TIGIT blockade relies on 4-1BB activity (A) Cytolysis of GBM43-WT cells by NK cells with or without TIGIT and/or 4-1BB (BBK-2) mAb blockade at E:T ratios 2.5:1, 5:1, and 10:1 (n = 4). Groups were compared using ordinary one-way ANOVA and Tukey’s post-hoc test. (B) Cytolysis of GBM43-WT cells by NK cells with or without TIGIT and/or 4-1BB agonistic (4B4-1) mAb treatment at E:T ratios 2.5:1, 5:1, and 10:1 (n = 4).
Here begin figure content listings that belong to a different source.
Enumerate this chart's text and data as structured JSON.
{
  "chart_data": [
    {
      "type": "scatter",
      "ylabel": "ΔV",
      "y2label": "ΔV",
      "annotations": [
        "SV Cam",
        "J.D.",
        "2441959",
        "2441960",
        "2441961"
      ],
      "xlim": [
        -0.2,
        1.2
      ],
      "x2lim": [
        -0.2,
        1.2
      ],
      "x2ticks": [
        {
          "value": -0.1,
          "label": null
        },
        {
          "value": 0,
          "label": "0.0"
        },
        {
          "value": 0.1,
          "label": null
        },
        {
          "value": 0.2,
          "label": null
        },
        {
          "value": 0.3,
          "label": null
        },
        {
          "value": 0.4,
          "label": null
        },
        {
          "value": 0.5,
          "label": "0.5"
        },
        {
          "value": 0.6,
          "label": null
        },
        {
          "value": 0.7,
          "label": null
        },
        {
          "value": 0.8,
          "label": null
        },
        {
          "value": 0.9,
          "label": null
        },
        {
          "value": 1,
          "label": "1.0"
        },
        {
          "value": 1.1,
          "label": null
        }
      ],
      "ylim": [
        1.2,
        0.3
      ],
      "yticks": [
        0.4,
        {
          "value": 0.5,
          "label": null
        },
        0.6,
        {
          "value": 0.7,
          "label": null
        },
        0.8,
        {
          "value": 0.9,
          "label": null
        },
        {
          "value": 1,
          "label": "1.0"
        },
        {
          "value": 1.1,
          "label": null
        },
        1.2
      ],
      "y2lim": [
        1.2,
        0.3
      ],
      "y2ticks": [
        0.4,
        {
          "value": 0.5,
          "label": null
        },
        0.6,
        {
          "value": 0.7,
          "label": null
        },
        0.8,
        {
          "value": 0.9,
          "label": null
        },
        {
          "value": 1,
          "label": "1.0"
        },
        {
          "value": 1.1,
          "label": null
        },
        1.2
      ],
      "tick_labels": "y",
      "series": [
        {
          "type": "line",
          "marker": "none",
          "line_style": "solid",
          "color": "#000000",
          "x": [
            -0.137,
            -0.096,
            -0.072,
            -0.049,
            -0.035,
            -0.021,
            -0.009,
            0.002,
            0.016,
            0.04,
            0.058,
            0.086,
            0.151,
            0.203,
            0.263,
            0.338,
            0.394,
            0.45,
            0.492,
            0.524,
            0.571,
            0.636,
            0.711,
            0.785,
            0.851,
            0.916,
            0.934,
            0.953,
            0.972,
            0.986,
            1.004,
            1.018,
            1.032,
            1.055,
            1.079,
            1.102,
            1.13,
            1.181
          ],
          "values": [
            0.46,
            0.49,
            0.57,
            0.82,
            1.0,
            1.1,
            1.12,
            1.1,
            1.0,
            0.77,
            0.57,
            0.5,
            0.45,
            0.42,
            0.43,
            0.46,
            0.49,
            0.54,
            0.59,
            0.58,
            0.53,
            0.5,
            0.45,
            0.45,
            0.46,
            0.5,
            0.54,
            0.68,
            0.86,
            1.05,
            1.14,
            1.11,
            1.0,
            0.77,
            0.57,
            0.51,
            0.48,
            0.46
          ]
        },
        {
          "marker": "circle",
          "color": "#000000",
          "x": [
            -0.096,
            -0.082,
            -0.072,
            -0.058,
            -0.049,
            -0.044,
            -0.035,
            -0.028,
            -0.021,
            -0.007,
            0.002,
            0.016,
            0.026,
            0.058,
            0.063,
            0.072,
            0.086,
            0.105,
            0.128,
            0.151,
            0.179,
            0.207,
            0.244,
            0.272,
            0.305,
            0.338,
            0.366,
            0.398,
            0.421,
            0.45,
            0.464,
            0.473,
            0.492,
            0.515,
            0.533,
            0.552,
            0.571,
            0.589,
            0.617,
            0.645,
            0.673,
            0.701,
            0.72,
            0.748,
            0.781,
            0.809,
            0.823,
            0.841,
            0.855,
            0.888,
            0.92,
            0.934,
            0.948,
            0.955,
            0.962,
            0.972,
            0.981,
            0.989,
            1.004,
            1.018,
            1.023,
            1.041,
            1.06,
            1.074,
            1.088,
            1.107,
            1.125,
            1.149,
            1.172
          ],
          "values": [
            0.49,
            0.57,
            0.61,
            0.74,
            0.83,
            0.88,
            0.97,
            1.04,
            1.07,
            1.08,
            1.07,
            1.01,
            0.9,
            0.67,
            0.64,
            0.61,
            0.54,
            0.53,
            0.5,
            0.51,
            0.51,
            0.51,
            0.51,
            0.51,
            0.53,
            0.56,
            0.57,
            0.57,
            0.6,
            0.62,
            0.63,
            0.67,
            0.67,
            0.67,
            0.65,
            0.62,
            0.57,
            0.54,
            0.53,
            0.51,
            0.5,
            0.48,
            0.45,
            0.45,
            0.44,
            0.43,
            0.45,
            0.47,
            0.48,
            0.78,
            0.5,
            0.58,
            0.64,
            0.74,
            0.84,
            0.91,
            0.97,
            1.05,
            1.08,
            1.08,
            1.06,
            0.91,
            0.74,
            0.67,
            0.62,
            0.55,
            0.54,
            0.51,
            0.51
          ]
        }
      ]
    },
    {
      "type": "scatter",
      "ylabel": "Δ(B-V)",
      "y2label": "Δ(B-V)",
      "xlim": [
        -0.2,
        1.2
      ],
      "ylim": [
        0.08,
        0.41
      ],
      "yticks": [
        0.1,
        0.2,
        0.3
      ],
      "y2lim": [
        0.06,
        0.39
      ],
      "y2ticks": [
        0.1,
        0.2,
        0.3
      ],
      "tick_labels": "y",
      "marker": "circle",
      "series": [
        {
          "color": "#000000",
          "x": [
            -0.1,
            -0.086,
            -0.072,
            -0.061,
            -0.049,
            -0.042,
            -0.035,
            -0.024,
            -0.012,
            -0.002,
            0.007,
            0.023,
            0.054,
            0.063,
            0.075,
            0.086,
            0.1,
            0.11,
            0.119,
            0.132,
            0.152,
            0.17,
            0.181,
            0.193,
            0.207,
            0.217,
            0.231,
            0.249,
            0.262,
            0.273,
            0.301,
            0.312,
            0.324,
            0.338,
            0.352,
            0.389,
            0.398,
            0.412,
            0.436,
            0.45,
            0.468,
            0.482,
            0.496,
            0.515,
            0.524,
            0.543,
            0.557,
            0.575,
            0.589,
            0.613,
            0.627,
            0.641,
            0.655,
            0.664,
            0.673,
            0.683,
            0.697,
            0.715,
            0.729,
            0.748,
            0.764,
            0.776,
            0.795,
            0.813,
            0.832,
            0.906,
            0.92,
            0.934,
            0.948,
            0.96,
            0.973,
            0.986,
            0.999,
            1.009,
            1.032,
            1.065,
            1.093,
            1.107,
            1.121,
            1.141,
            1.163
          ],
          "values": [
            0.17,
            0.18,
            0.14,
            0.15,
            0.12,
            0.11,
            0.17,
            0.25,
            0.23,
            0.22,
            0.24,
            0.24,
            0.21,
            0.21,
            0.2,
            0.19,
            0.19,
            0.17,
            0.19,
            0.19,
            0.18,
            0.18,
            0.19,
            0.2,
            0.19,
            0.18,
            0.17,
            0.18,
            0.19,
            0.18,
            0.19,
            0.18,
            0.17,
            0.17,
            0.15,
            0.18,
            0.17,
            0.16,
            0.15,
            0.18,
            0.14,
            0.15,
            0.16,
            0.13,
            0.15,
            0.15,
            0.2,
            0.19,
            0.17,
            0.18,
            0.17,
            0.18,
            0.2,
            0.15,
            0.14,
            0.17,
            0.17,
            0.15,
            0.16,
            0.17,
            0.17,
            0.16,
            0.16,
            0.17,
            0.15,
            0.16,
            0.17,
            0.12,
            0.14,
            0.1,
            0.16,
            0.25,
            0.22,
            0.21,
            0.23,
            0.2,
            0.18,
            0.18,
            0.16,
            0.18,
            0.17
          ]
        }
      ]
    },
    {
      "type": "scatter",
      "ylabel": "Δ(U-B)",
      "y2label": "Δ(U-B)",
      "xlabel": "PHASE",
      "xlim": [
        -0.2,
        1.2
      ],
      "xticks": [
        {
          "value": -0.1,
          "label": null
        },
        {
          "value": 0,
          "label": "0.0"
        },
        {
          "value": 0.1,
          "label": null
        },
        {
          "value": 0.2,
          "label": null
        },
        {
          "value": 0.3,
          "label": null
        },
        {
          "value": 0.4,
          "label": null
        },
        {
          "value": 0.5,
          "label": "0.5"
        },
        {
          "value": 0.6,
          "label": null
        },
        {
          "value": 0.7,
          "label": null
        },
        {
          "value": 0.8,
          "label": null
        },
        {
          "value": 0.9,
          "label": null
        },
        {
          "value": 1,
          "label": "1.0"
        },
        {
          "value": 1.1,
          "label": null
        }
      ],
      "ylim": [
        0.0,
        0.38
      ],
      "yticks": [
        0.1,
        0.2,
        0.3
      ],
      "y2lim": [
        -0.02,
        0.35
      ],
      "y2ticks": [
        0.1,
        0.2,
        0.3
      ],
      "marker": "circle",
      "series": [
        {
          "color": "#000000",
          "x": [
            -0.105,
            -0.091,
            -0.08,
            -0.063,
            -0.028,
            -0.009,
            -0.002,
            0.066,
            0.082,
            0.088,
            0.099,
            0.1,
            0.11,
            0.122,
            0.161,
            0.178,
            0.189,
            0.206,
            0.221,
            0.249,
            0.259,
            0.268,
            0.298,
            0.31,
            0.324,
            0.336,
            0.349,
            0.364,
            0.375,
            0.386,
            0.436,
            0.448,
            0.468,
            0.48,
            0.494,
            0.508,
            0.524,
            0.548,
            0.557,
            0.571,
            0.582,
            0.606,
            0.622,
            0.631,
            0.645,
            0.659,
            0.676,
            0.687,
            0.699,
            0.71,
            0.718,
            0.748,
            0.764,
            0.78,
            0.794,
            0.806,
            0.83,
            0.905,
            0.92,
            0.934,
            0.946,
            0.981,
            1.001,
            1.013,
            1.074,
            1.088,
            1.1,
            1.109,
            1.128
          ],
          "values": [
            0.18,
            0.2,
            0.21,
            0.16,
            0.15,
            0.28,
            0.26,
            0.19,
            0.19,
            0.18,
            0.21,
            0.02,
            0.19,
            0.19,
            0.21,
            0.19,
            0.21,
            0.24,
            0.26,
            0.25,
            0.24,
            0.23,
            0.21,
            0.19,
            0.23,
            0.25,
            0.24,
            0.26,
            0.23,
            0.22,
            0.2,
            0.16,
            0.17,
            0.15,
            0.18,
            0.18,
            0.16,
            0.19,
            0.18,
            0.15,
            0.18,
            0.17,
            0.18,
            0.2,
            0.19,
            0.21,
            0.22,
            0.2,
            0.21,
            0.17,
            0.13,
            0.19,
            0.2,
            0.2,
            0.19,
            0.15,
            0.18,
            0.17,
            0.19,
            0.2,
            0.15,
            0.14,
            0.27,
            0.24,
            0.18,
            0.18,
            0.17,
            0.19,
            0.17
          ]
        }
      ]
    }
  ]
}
Groups were compared using ordinary one-way ANOVA and Tukey’s post-hoc test. (C) In vivo study timeline. Timeline depicting tumor inoculation, NK cell adoptive transfer and mAb administration, tumor and bodyweight measurement, and tumor harvesting in GBM43 NRG mouse xenografts. (D) Final tumor volume, (E) final tumor weight, and (F) tumor-infiltrating NK cell number of NRG mice bearing GBM43-WT tumors, receiving NK cells with or without TIGIT and/or 4-1BB agonistic (4B4-1) mAb, or PBS (n = 5). Groups were compared using ordinary one-way ANOVA and Tukey’s post-hoc test. (G) Bodyweight measurement of NRG mice bearing GBM43-WT tumors, receiving adoptively-transferred NK cells with or without TIGIT blocking and/or 4-1BB agonistic (4B4-1) mAb, or PBS (n = 5). (H) Heatmap depicting normalized MFI expression of NK cell receptors on NK cells harvested from NRG mice bearing GBM43-WT tumors, treated with adoptively-transferred NK cells with or without TIGIT blocking and/or 4-1BB agonistic (4B4-1) mAb (n = 5 per group). (I) Expression levels, on NK cells harvested from treated GBM43-bearing mice, of select NK cell receptors showing differential expression between NK cell adoptive transfer + mAb treatments and control NK cell groups (n = 5). Groups were compared using ordinary one-way ANOVA and Tukey’s post-hoc test. Data are represented as mean ± SEM. ∗p < 0.05, ∗∗p < 0.01, ∗∗∗p < 0.001, ∗∗∗∗p < 0.0001.